Otra ley (o más bien antiley) sacada adelante por el Gobierno, y que produce grandes problemas técnicos y jurídicos, es la normativa sobre la vivienda, por iniciativa en este caso de Ione Belarra. Entre otras disposiciones, esta ley lleva a la suspensión, incondicional, de todos los desahucios. Y ello lo hace en la idea, imaginativa que no real, más propia de un cómic que de la teoría de la administración, de que el propietario es invariablemente un voraz capitalista especulador, panzón, con sombrero de copa y puro, y que quiere mantener su negocio aún a costa del inquilino, siempre en situación de vulnerabilidad (es la palabra fetiche): desamparado, desprotegido, dickensiano.

No importa que se puedan dar casos, como se dan, de propietarios cuya única fuente de ingresos es el alquiler de esas viviendas, y en los que el inquilino ocupante (okupa) esté aprovechándose de la situación y lo haga ahora con la protección de la ley (antiley).

Y decimos antileyes, y no genuinas leyes, porque dichos "efectos no deseados" son consecuencia de su carácter ideológico. Leyes pensadas no atendiendo al bien común, sino a los intereses ad hoc de una parte, se supone que desfavorecida por la historia (o por la sociología), y que ahora, una vez hecha "visible", hay que elevar a la condición de víctima para que sea redimida por las leyes.

Esta idea es el nervio fundamental del podemismo, ese "izquierdismo infantil", que llamó Lenin, "izquierda indefinida" para Bueno ("gauchismo" le dicen algunos, por aquello de la gauche divine), y que opera, en su visión de la política, con la imaginación, con iconos e imágenes (con las sombras del fondo de la caverna platónica), más que con el entendimiento y con conceptos.

Sumar y Yolanda Díaz, en este sentido, no significan ningún cambio más allá del movimiento de sillones. Incluso puede representar un giro de tuerca más en sus extravagantes guiños performativos (estoy pensando en aquella ocurrencia de Yolanda Díaz sobre la saudade como medio para salir de la crisis pospandémica). El discurso de esta izquierda está lleno de fuegos artificiales imaginativos que terminan dándose de bruces, por su imposibilidad tecnocrática, con la administración del Estado.

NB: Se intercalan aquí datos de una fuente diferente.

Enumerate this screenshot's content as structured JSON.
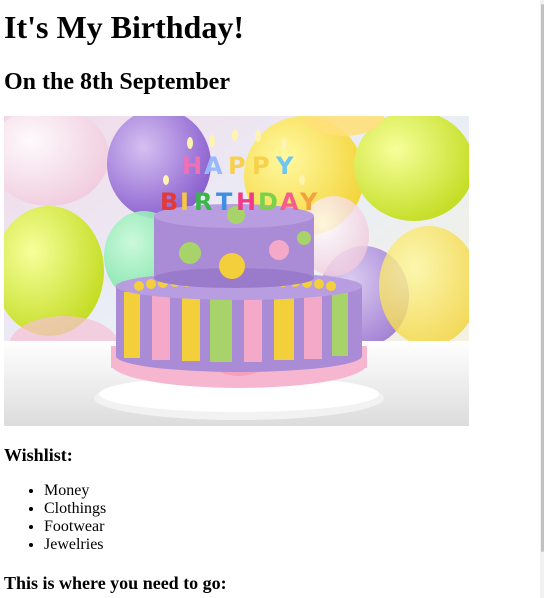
{
  "heading": "It's My Birthday!",
  "subheading": "On the 8th September",
  "cake_topper": {
    "line1": [
      "H",
      "A",
      "P",
      "P",
      "Y"
    ],
    "line2": [
      "B",
      "I",
      "R",
      "T",
      "H",
      "D",
      "A",
      "Y"
    ]
  },
  "wishlist_title": "Wishlist:",
  "wishlist": [
    "Money",
    "Clothings",
    "Footwear",
    "Jewelries"
  ],
  "directions_title": "This is where you need to go:",
  "colors": {
    "cake_purple": "#a98bd6",
    "cake_pink": "#f5a9c8",
    "ribbon_pink": "#f7b6cf",
    "accent_yellow": "#f4cf3c",
    "accent_green": "#a7d36a"
  }
}
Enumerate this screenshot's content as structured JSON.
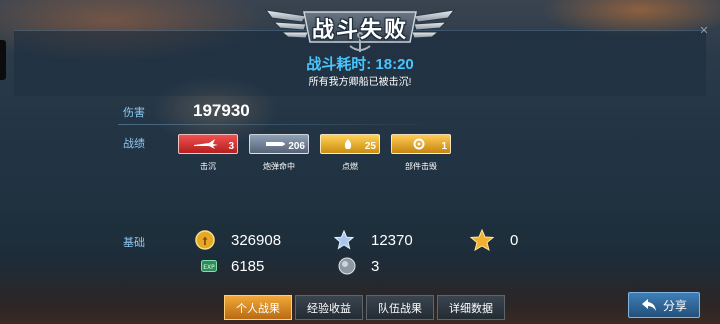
{
  "header": {
    "title": "战斗失败",
    "battle_time": "战斗耗时: 18:20",
    "result_message": "所有我方卿船已被击沉!"
  },
  "stats": {
    "damage_label": "伤害",
    "damage_value": "197930",
    "record_label": "战绩",
    "medals": [
      {
        "caption": "击沉",
        "count": "3",
        "color": "#d93030",
        "icon": "plane-icon"
      },
      {
        "caption": "炮弹命中",
        "count": "206",
        "color": "#6f7d8f",
        "icon": "shell-icon"
      },
      {
        "caption": "点燃",
        "count": "25",
        "color": "#e3a72a",
        "icon": "fire-icon"
      },
      {
        "caption": "部件击毁",
        "count": "1",
        "color": "#e0a020",
        "icon": "gear-icon"
      }
    ],
    "base_label": "基础",
    "base": {
      "coins": "326908",
      "stars": "12370",
      "rank_stars": "0",
      "experience": "6185",
      "orbs": "3"
    }
  },
  "tabs": [
    {
      "label": "个人战果",
      "active": true
    },
    {
      "label": "经验收益",
      "active": false
    },
    {
      "label": "队伍战果",
      "active": false
    },
    {
      "label": "详细数据",
      "active": false
    }
  ],
  "share_label": "分享",
  "colors": {
    "accent_blue": "#48c6ff",
    "label_blue": "#8fc8f0",
    "active_tab": "#f2a83a"
  }
}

Sumar es una izquierda progresista, en todo caso, que representa un arquetipo sociológico muy dominante, casi avasallador (con su pretensión de superioridad moral), de una influencia política extraordinaria. De tal modo que, aunque haya recibido un varapalo electoral, tiene un suelo social bastante amplio desde el que reponerse. Es más, diríamos que es la ideología dominante, por serlo de la clase dominante, en el ámbito de la sociedad capitalista de mercado. Ese ámbito en el que "todo el poder es para los individuos" y cuya voluntad, casi a modo del "único" de Stirner, es la ley.

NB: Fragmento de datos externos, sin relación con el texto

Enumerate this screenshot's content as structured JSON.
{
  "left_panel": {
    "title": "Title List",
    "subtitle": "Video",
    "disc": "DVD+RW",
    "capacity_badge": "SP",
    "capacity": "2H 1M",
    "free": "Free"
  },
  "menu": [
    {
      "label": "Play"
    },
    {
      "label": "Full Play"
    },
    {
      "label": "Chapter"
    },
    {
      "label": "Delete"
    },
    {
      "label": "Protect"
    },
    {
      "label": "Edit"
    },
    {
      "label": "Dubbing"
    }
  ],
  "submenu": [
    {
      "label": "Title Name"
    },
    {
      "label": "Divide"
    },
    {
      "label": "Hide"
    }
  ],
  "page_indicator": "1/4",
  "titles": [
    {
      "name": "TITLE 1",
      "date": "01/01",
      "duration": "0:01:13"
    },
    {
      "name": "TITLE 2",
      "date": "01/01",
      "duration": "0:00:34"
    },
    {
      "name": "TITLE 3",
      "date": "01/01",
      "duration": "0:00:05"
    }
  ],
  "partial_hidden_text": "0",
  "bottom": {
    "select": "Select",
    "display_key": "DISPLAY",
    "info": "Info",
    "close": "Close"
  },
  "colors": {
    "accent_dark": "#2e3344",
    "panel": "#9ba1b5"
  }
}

Y es que ese mundo posmoderno en el que se sitúa el Planeta Podemos, y en el que la realidad se va instituyendo por un puro acto de libre voluntad individual (y que cesa a capricho por el mismo acto), es el mundo donde la imaginación todo lo puede y en el que cada cual, por la propia fuerza del fiat voluntarista, se reviste de los atributos (sexuales, religiosos, culturales) que más le apetezca.

Es un mundo en el que no rige el principio lógico de no contradicción (en general, la lógica, cuyo carácter apodíctico es casi fascista, es sustituida por una especie de estética sentimental, privilegiando el espontaneísmo y la intuición), de tal manera que cualquier definición enseguida es sospechosa de rigidez arcaica, obsoleta y propia de "tiempos pasados" (que en España se asocian, invariable y automáticamente, con el franquismo).

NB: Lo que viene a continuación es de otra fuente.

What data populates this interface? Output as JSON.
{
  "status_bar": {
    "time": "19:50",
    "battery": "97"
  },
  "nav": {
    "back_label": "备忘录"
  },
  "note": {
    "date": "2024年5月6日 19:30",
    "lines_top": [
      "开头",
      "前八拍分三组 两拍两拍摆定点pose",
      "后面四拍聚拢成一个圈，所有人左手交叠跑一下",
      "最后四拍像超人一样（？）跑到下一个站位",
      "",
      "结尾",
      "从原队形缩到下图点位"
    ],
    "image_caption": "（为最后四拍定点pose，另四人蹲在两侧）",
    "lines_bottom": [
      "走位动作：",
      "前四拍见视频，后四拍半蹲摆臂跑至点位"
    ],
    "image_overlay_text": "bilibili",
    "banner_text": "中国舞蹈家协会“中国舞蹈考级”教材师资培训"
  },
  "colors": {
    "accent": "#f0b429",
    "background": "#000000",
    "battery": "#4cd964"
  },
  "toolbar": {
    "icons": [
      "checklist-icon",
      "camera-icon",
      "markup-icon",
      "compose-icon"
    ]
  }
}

El mundo posmoderno es un mundo flexible, versátil, "líquido" si se quiere, en el que cualquier identidad se puede subvertir en nombre del derecho a la différance.

Esto es lo característico de esta izquierda indefinida, que hace del sentimiento, incomunicable, intransferible, tan sólo expresable por su carga emocional (llena de gestos y palabrería), su eje programático, consistiendo este en embadurnarlo todo de retórica aduladora (demagógica). Retórica dirigida a emocionar al electorado, pero que no dice nada sobre qué hacer con el Estado y sus instituciones.

Es más, cuando se define, lo hace para transformar esas diferencias sentidas en privilegios, engranando, para justificarlo, con la política más reaccionaria, metafísica y sentimental, como es la del nacionalseparatismo fragmentario.